I felt the panic rising in my throat. I could picture Finn now, lying in his bed. What if he was reacting badly to the medications and I missed it? He just started them all, maybe he should have been monitored? What if he stops breathing? Who will be there to know? And the thin place became a cavern where I am no longer held up and begin to drown.
I began to pray but my prayers were fragmented and tangential and I could not focus my mind. I needed to touch him. So I crept out of my bed and tip toed into his. I slid my body in next to him and immediately felt relief. Finn sleeps like he eats like he loves. Extravagantly. His arms thrown in opposing directions his legs tangled in the sheets, his mouth wide open. He does everything like it’s the most enjoyable thing to do.
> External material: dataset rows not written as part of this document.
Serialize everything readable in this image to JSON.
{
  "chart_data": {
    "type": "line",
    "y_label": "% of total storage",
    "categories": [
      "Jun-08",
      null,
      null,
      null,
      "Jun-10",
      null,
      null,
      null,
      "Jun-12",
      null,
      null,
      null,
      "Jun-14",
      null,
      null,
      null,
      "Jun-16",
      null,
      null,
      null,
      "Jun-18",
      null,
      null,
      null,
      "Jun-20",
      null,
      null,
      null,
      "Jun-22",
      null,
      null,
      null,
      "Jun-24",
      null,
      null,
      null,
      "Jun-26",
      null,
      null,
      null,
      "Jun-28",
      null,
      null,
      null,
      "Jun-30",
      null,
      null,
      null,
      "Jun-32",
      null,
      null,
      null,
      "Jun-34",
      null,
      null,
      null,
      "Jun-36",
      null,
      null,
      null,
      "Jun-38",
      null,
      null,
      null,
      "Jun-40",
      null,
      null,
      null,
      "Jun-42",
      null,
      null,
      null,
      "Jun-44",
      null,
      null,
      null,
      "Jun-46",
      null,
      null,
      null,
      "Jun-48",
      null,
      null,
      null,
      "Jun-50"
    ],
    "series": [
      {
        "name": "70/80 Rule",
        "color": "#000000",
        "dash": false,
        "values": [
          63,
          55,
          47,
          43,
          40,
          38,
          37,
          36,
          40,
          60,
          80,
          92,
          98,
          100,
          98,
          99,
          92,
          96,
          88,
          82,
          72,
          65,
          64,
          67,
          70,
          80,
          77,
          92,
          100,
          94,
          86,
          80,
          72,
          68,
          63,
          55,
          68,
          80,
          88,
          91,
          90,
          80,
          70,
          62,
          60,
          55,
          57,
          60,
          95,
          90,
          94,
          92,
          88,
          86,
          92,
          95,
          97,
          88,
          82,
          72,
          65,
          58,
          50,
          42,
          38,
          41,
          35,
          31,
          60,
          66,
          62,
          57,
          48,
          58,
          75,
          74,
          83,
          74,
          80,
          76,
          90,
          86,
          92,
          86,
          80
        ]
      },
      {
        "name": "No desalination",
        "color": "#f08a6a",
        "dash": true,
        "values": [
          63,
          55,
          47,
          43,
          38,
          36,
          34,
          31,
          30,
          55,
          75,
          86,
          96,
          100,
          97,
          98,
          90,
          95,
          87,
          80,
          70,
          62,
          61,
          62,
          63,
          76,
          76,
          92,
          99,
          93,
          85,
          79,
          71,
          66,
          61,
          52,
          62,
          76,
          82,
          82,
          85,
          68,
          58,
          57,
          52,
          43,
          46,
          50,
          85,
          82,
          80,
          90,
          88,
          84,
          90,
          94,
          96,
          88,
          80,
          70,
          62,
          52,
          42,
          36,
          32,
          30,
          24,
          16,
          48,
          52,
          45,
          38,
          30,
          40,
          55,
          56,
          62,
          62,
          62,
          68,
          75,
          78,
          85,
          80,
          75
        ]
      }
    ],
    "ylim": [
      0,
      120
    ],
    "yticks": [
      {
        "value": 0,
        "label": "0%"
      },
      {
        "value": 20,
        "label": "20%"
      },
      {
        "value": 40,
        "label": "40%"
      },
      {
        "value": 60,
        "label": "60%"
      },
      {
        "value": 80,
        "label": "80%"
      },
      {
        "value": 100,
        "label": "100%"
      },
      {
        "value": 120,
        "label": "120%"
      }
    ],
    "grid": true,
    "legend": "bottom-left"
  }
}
I am comforted by this normalcy. I hover my hand above his naked chest. I lay it down gently so he won’t stir. I feel the thudding of his heart. I remember immediately the first time the doctor found his heartbeat. I remember the tears stinging my eyes, as they did in that moment, as they do as I type. This body was once contained in mine.
My prayers began, desperate and torrential. Begging and pleading. Calling down and yelling up, please please please. I found myself in the best place to be when dealing with God. In need of mercy. I had no strings to pull. My Mom Mode would not get me into any doors here. God has the ultimate Mom Mode trump. He wins.
That’s when the peace came flooding in. God would not save Finn from death because I found the head ENT at the best Children’s Hospital in Southern California. God would not save Finn because He was so impressed with my antibiotic schedule excel sheet. God would not even save Finn merely because I begged Him to. God would save Finn or not save Finn because of His deep, eternal, never shaking, unwavering EXTRAVAGANT love for him. In my frenzy I had forgotten that there was Someone who loved Finn even more than me. And that love propelled God to do crazier things than driving to Orange County in rush hour. God loves my son enough to give up His own Son. God loves Finn enough to know every hair on his head. I finger one strand that is sticking up apart from the others and I think about the intimacy with which God knows and loves Finn. I think of him as being woven and spun in my womb. I become immensely grateful that God even allows me to be a part of it. And the thin place becomes no less thin. But it becomes less empty.